Radiation Therapy
Radiation therapy given together with chemotherapy is a standard of care for patients with locally advanced head and neck cancer. In select situations, such as oral cavity tumors, the patient will undergo surgery followed by radiation therapy and/or chemotherapy.1 This combination treatment is often used in patients who would develop significant side effects from surgery, in patients with inoperable cancers, and after surgery for certain patients who have a poor prognosis.

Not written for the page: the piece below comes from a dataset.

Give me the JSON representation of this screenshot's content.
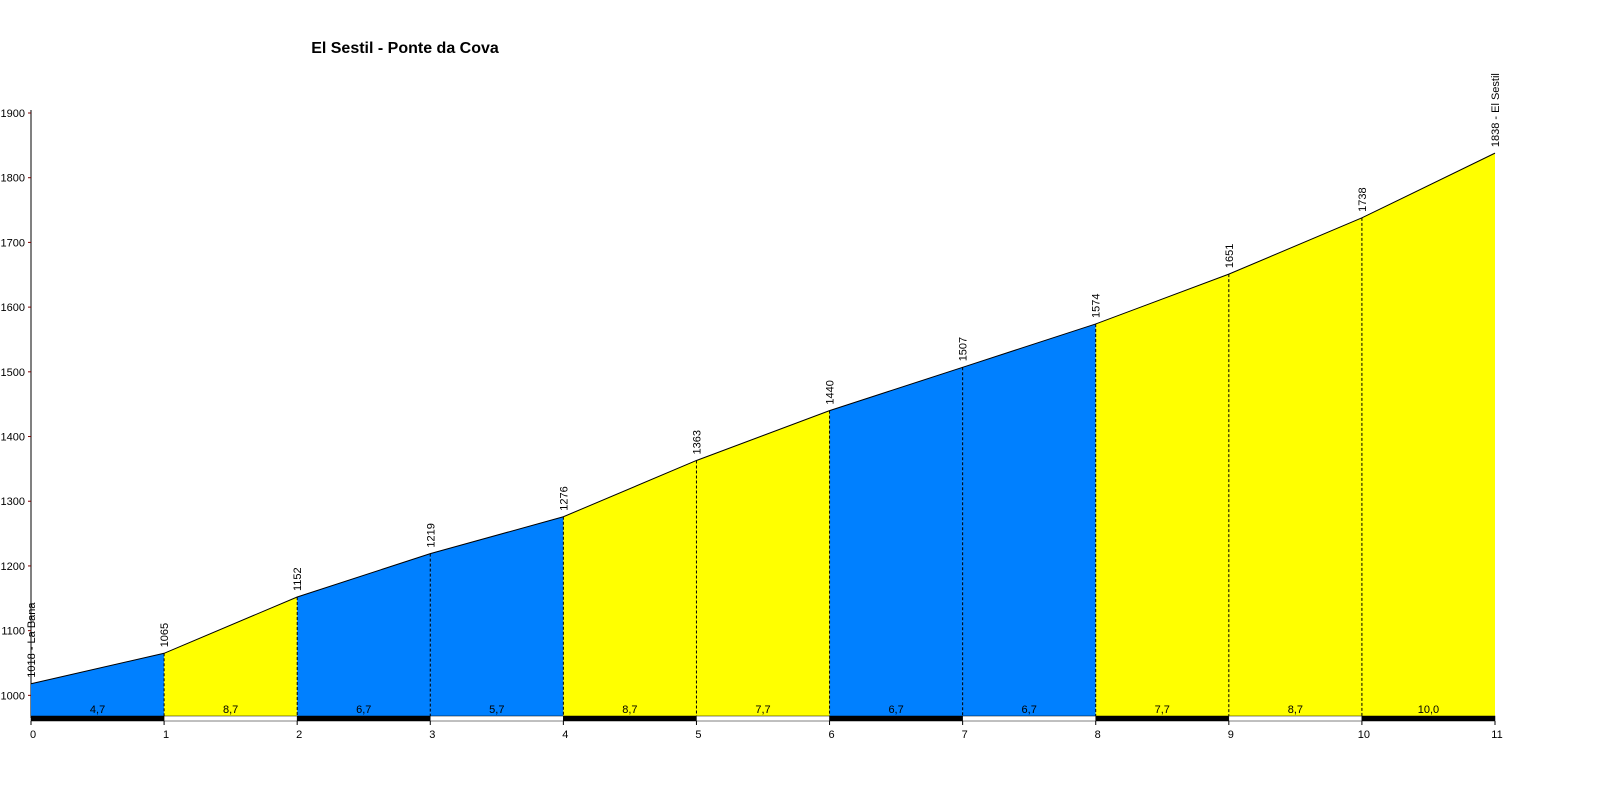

In addition, radiation therapists may treat head and neck cancer using external beam treatment or high-dose brachytherapy, a technique in which tiny radioactive seeds are implanted directly in a tumor. In some cases, doctors use both approaches. Memorial Sloan-Kettering radiation oncologists use a three-dimensional method of delivering external beam radiation called intensity-modulated radiation therapy (IMRT) to deliver radiation therapy to tumors with great precision. Using this technique the radiation oncologist can "mold" the dose of radiation to the tumor, making it possible to use higher, more effective doses, while sparing healthy tissues, thereby reducing the side effects. These new approaches can often preserve patients' ability to speak and swallow normally, especially those with advanced disease.
Chemotherapy
Doctors are increasingly using chemotherapy to treat head and neck cancers, especially for patients whose disease would have been considered untreatable not long ago. Chemotherapy can enhance the response of cancer cells to radiation therapy; this combination makes it possible to preserve organs such as the larynx, which surgeons would have removed in the past. For patients with advanced disease, too, chemotherapy is helping to increase longevity; this is especially true for patients who have cancer of the nasopharynx or other areas that are not easily treated surgically. The most commonly used chemotherapy drugs include cisplatin, fluorouracil, methotrexate, carboplatin, paclitaxel, docetaxel, and more recently cetuximab.
Chemotherapy alone is not considered a curative treatment for most head and neck cancers. However, as our understanding of the molecular basis of these tumors grows, physicians are gaining many new targets for drug therapy. The options for patients whose disease will not respond to standard agents are expanding, offering hope to patients with the most difficult tumors.